I didn’t tell you anything about Pop before, because of course it would have been far too much pressure. Think about it: my grandfather grew up with not much money, and he worked his whole life to earn enough to give me this incredible gift. And then Philip wakes up one day and says to me “I want to open a store in Scottsdale,” so we sell the house we bought with Pop’s money and pour it into a retail store in a city we’d never lived in, in a place that hasn’t had a store like this in decades, and we convince ourselves we’ll find a staff crazy enough to leave their jobs and come to work at our kitchen table on the promise that, trust us, one day, this can be great. If, with all that, I had also said: oh, and by the way, to do all this, we’re using the money that my grandfather worked his whole life for, and he was like maybe my favorite person ever, so don’t fuck this up—then, well, if I had applied that pressure too, I probably would have just stayed in bed, whimpering, wondering what in the world we’ve done and how this could possibly work out.
Of course, that’s not what happened.
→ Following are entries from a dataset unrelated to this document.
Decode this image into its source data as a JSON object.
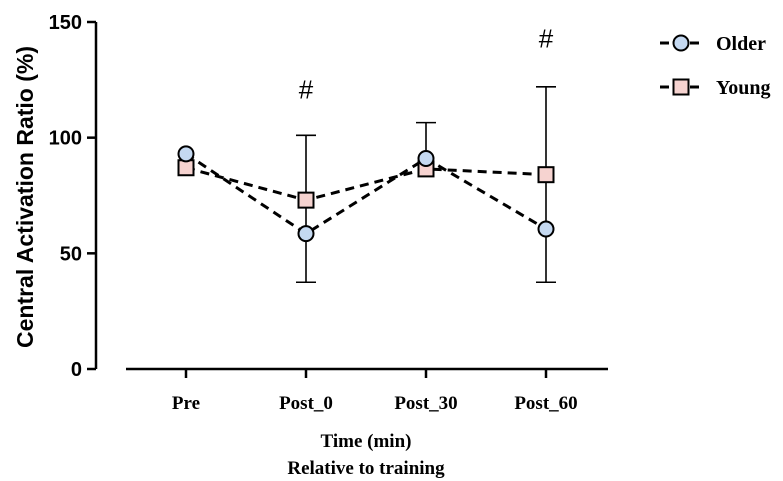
{
  "chart_data": {
    "type": "line",
    "categories": [
      "Pre",
      "Post_0",
      "Post_30",
      "Post_60"
    ],
    "series": [
      {
        "name": "Older",
        "marker": "circle",
        "fill": "#c5d9f1",
        "values": [
          93,
          58.5,
          91,
          60.5
        ],
        "error_upper": [
          null,
          101,
          106.5,
          122
        ],
        "error_lower": [
          null,
          37.5,
          null,
          37.5
        ]
      },
      {
        "name": "Young",
        "marker": "square",
        "fill": "#f6d3d0",
        "values": [
          87,
          73,
          86.5,
          84
        ],
        "error_upper": [
          null,
          null,
          null,
          null
        ],
        "error_lower": [
          null,
          null,
          null,
          null
        ]
      }
    ],
    "annotations": [
      {
        "category": "Post_0",
        "text": "#",
        "y": 117
      },
      {
        "category": "Post_60",
        "text": "#",
        "y": 139
      }
    ],
    "ylim": [
      0,
      150
    ],
    "yticks": [
      "0",
      "50",
      "100",
      "150"
    ],
    "ylabel": "Central Activation Ratio (%)",
    "xlabel_line1": "Time (min)",
    "xlabel_line2": "Relative to training",
    "legend_position": "top-right",
    "line_style": "dashed",
    "grid": false
  }
}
You all have made me so proud; being a small part of this adventure has made me so proud; seeing Philip work his ass off to make Wunderkind succeed has made me so proud. But the best part is: wherever Pop is, you’ve made him really proud too. You never met him, but you’ve already done right by him. And for that, there truly is no way I can ever thank you.
So: enjoy tonight. Enjoy the holidays. And keep up the great work, because we’ve got really big things ahead. Pop would think so too.